Wallingford Street and the Hunt for Early Shadyside Images

Construction extending Devonshire Street between Wallingford Street and Centre Avenue on May 2, 1913. Image courtesy of Historic Pittsburgh, the Digital Research Library at the University of Pittsburgh.

Yesterday a Wallingford Street neighbor asked me about old images of their house. Old is relative but I typically think of old as about 100 years or more and getting old images of Shadyside is typically difficult. Until the second decade of the twentieth century Shadyside was a private suburb. Early images were made or commissioned by families that owned the large estates existing in Shadyside from around 1860 to the early 1900s.

1911 Platt Map, Plate 1 showing a detail of Shadyside. Centre Avenue is along the top edge. Wallingford Street is parallel to the bottom edge. Devonshire Street meets Wallingford Street at bottom left of center. Map courtesy of Historic Pittsburgh, the Digital Research Library at the University of Pittsburgh.

The old photograph above, taken May 2, 1913,  is the only one of Wallingford Street that I know of. The photographer stood on Devonshire Street just south of its intersection with Wallingford Street, right about where the 50 is in the map detail shown at right.

A city photographer took this image to document the Devonshire Street expansion. Before the 1910s streets in Shadyside were private. The relatively prolific documentation of Shadyside by city photographers started as Shadyside transformed from suburb to city neighborhood during the 1910s and 1920s.

Please contact me if you or someone you know have old photographs of Shadyside. It’s not necessary to give them up! High resolution scans are all that are needed for research on Shadyside’s history.

 

Fifth Avenue View of Shadyside, 1918

A building at left on the corner of Fifth Avenue and Neville Street (this building still exists) and Rodef Shalom behind that are easily recognizable in this view of Shadyside taken on July 25, 1918. Image courtesy of Historic Pittsburgh, the Digital Research Library at the University of Pittsburgh.
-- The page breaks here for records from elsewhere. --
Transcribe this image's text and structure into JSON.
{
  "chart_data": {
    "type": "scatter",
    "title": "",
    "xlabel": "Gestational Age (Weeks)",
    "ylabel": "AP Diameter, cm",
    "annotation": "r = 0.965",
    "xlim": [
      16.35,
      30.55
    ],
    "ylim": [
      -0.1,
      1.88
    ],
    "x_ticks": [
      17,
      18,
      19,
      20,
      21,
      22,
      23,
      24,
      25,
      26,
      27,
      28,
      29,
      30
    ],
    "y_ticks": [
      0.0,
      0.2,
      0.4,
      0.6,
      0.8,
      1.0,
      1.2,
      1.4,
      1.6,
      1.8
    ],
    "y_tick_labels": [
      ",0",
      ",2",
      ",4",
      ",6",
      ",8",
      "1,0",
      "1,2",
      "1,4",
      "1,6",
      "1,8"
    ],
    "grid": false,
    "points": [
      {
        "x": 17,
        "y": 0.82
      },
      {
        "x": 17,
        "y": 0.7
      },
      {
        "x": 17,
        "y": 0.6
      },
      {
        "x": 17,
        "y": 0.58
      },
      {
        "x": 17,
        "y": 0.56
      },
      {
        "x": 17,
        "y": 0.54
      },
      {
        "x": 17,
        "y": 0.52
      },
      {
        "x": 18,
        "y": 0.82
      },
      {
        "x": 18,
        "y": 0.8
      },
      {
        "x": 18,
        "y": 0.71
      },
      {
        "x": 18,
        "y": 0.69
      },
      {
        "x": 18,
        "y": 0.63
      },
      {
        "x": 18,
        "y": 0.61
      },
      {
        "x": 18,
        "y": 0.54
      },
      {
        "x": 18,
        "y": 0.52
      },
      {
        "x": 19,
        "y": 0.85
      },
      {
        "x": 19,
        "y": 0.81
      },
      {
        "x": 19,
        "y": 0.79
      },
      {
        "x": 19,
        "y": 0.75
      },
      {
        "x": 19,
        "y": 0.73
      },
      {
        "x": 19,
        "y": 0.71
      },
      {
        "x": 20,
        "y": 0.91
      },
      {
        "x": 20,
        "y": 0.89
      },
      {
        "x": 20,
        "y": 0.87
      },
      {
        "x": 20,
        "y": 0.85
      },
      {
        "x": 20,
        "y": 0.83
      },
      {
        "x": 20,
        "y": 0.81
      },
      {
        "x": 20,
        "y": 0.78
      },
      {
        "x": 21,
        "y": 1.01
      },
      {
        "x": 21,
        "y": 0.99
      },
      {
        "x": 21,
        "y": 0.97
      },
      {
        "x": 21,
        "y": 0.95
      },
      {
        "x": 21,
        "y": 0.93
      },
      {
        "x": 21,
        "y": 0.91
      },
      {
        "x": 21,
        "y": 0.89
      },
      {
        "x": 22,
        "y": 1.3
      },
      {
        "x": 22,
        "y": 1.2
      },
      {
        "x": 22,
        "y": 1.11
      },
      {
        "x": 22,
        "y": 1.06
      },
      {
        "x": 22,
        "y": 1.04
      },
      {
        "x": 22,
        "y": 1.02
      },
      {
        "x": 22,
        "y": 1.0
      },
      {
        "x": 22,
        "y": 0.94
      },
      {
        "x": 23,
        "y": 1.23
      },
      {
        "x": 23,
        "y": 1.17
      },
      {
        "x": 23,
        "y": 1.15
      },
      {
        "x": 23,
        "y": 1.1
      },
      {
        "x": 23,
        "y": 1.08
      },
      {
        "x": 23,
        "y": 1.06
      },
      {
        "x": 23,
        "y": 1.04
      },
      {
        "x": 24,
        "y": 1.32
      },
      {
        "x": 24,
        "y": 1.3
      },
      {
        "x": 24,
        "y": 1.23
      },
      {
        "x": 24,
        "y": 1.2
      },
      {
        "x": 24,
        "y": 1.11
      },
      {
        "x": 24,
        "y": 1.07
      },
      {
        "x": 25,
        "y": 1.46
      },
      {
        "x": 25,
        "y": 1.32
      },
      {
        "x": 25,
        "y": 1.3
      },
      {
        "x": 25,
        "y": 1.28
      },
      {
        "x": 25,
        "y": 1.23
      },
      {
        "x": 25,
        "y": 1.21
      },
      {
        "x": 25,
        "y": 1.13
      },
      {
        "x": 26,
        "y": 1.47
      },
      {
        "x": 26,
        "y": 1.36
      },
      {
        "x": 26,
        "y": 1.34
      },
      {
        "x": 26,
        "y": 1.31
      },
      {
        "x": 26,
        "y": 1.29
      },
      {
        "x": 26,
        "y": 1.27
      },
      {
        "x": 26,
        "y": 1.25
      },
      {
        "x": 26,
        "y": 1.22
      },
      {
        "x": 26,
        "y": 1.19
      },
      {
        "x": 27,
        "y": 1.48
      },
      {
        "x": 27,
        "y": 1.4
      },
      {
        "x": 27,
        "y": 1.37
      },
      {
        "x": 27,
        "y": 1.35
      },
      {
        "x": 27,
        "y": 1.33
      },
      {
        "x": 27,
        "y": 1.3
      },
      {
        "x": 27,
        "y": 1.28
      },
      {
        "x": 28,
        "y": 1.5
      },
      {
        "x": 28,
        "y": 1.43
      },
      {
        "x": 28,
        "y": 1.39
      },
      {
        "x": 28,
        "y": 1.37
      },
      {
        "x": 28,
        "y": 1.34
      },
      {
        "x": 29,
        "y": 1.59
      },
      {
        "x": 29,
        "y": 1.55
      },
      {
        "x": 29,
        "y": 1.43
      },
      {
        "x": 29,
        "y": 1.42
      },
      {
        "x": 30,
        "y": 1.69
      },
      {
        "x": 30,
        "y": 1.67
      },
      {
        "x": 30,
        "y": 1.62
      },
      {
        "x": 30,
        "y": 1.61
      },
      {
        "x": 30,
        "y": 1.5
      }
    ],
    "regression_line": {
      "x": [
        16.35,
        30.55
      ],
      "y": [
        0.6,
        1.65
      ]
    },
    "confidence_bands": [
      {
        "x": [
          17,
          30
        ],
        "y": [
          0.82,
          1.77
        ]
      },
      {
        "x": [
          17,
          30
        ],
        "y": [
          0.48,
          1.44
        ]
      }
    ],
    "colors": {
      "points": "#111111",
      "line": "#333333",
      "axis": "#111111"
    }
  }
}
A photographer took the image above on July 25, 1918 while standing in the middle of Fifth Avenue, looking toward Shadyside from what is now Oakland. Today the Shadyside community comes up to Neville Street, which crosses Fifth Avenue in the foreground from behind the sign with the Coca-Cola ad at left to behind the automobile at right, and the Oakland community is on the other side of Neville.

During the late 1910s Shadyside was transforming from a railroad suburb into a city neighborhood. Shadyside was established in the middle of farmland during the late 1860s, when the Shady Side Train Station opened at the end of Amberson Avenue next to the Pennsylvania Railroad tracks. Around 1918 automobiles were increasingly prevalent and the city of Pittsburgh built up around Shadyside.

In the image above you can see the various kinds of transportation on Fifth Avenue (click the image to get a closer view). In the foreground at right is an automobile. Further back at left is a horse, and in the distance is a trolley. Notice the trees standing between the sidewalks and the street along Fifth Avenue. Today it would vastly improve our Fifth Avenue walking experience to bring back this buffer between roadway and walkway!